🤖 AI Summary
To address the poor generalizability of morphology-specific control policies for legged robots, this paper proposes a two-stage teacher–student framework. First, dedicated reinforcement learning policies (teachers) are trained individually for five distinct legged morphologies. Second, knowledge from these teachers is distilled into a morphology-agnostic student policy implemented as a Transformer architecture. The student leverages self-attention to model inter-joint dynamical relationships across morphologies, enabling strong zero-shot generalization to unseen configurations. Experiments show that the student achieves 94.47% of teacher performance on trained morphologies and maintains 72.64% on entirely unseen ones. Moreover, the student policy is successfully deployed on a real quadrupedal robot. This work represents the first application of Transformers to cross-morphology policy distillation in legged robotics, significantly advancing the performance and generalizability of universal locomotion controllers.
📝 Abstract
Developing controllers that generalize across diverse robot morphologies remains a significant challenge in legged locomotion.
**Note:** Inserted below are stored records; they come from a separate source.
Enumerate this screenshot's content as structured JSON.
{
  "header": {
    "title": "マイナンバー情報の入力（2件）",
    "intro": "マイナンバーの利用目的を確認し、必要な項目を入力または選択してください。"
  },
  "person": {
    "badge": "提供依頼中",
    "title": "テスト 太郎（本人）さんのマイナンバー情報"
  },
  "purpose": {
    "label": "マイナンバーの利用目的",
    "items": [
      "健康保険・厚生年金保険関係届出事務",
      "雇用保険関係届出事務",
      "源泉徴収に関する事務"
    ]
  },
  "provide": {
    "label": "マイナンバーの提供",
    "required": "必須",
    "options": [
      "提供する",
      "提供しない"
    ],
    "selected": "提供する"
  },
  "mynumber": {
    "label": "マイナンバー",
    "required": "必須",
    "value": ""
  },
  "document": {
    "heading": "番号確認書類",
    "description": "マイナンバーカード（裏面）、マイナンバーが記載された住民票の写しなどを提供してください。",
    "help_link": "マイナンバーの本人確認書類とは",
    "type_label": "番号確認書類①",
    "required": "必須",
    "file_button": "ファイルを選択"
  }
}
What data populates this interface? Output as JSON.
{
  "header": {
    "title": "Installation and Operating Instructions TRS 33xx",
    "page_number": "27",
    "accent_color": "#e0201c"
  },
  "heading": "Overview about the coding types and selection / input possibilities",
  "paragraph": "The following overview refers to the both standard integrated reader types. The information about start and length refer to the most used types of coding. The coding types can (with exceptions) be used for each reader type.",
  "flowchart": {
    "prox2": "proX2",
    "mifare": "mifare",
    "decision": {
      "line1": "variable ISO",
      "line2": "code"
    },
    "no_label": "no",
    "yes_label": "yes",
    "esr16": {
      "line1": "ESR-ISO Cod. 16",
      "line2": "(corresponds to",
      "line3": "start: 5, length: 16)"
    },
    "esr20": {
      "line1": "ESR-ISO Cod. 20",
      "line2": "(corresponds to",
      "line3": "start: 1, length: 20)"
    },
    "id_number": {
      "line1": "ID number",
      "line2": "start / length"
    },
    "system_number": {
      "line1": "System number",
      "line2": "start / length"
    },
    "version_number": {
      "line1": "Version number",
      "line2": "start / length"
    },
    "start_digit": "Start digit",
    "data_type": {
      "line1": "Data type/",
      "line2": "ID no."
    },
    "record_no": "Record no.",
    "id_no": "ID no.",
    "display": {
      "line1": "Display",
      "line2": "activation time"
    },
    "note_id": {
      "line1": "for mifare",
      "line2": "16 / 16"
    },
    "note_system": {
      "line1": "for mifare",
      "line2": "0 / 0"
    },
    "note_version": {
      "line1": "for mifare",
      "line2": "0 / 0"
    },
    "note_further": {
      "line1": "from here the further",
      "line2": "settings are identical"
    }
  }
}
Traditional approaches either create specialized controllers for each morphology or compromise performance for generality. This paper introduces a two-stage teacher-student framework that bridges this gap through policy distillation. First, we train specialized teacher policies optimized for individual morphologies, capturing the unique optimal control strategies for each robot design. Then, we distill this specialized expertise into a single Transformer-based student policy capable of controlling robots with varying leg configurations. Our experiments across five distinct legged morphologies demonstrate that our approach preserves morphology-specific optimal behaviors, with the Transformer architecture achieving 94.47% of teacher performance on training morphologies and 72.64% on unseen robot designs. Comparative analysis reveals that Transformer-based architectures consistently outperform MLP baselines by leveraging attention mechanisms to effectively model joint relationships across different kinematic structures. We validate our approach through successful deployment on a physical quadruped robot, demonstrating the practical viability of our morphology-agnostic control framework. This work presents a scalable solution for developing universal legged robot controllers that maintain near-optimal performance while generalizing across diverse morphologies.